Pio Diaz Weeds. Mixed weeds packed and frame from urban-sub urban Copenhagen. Dimentions H 190cm W 145cm
Pio Diaz words on Weeds:
I have always been attracted to weeds. I remember collecting them at a very early age at my grandfather’s farm in Gualeguaychú walking through Paraná delta. The place is wild heaven. Poison plants, poison frogs, alligators, huge boas capable of swallowing a cow, snakes, tomcats are just a few of the dangerous inhabitants in the Paraná Delta. I remember walking with my young cousins trough the uncertain forest, the oldest who was about 11, was carrying a rifle for protection. Nature still is certainly a hostile environment to man and man made constructions in the Delta.

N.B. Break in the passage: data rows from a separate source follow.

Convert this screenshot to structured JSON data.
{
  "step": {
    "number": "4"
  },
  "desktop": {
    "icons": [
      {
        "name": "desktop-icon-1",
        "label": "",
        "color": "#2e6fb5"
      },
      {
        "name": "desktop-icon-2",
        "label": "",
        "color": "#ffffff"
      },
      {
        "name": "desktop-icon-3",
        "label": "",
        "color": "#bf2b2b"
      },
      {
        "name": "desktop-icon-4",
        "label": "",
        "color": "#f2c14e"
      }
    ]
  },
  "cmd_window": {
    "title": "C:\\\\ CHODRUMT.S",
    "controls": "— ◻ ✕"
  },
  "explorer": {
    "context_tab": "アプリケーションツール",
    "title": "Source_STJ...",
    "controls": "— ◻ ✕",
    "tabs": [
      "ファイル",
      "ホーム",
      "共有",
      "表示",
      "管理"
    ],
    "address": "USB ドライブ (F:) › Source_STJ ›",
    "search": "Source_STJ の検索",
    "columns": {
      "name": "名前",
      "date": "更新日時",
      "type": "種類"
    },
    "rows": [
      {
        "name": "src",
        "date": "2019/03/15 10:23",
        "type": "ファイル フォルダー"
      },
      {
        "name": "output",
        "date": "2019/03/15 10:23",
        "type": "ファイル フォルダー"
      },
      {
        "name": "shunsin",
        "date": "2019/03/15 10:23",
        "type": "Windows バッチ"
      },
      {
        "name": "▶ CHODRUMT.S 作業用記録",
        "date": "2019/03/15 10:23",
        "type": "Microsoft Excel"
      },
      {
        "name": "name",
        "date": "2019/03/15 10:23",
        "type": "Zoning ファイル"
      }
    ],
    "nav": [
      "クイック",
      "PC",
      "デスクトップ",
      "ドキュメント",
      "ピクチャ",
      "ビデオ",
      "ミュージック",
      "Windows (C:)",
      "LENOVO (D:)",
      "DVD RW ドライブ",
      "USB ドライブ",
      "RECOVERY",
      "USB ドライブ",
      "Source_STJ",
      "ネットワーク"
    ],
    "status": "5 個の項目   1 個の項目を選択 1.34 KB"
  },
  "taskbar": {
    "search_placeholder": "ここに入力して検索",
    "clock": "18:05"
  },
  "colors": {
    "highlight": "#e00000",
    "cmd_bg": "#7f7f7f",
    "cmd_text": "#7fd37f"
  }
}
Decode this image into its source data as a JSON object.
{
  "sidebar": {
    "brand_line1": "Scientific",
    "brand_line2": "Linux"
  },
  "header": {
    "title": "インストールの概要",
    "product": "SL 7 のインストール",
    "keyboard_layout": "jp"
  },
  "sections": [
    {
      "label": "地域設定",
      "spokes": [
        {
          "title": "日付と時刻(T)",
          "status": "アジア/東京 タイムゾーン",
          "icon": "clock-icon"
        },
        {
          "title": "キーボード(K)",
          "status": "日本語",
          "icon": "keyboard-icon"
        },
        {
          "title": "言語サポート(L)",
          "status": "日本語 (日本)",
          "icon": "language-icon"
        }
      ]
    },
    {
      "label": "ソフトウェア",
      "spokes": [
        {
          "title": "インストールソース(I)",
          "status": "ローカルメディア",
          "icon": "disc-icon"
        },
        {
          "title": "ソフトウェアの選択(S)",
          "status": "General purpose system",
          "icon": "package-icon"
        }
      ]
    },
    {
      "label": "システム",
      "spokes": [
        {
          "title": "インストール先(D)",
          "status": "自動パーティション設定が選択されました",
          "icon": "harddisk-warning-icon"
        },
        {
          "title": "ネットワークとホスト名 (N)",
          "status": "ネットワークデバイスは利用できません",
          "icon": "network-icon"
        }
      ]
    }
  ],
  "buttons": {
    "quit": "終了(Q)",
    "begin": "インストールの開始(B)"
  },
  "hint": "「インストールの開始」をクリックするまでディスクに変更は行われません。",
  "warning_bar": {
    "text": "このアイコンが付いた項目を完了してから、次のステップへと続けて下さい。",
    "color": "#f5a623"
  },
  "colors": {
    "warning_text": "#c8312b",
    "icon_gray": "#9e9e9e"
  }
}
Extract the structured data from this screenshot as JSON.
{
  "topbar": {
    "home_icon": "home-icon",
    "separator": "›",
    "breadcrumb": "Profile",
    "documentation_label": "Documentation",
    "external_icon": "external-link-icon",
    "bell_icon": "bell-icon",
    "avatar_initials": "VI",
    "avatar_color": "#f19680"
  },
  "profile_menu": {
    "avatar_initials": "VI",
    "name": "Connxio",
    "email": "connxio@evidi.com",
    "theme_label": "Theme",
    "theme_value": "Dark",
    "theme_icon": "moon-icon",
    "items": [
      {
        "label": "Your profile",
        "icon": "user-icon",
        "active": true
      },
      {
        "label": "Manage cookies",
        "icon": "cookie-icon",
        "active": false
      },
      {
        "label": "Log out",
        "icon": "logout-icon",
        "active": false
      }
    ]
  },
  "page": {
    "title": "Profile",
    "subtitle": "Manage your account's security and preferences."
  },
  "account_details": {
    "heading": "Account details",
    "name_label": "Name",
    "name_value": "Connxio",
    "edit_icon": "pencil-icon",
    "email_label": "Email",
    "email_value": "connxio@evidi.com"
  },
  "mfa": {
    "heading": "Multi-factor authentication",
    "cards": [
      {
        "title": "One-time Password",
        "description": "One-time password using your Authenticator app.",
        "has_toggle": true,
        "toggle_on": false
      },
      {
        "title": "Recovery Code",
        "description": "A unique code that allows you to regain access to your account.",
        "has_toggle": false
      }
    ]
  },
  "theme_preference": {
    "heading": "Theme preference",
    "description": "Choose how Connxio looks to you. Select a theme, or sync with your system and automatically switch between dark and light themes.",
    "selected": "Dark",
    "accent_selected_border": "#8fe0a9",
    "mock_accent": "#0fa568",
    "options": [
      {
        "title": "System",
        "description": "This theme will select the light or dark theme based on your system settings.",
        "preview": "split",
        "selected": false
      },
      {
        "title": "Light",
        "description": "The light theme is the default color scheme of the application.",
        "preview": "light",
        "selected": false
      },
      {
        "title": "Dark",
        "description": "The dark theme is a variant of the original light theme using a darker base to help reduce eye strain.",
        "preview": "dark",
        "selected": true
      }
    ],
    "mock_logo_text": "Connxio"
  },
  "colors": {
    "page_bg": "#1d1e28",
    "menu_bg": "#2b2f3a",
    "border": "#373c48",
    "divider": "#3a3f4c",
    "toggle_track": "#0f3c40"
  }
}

Weeds and their wild uncontained clash of nature-culture reveals that forced fragility of manmade ruled landscape. We constantly sophisticate the laws in which we inhabit our personal and social spaces. We are in essence nature but coexist in the laws of culture. We scape nature with culture but nature is always right there after us in a fitness race for evolution. We mirror in nature but behave in culture. The more we understand culture the better rewarded our social cognitive skills are, So we do not only fight nature but we fight the nature in ourselves.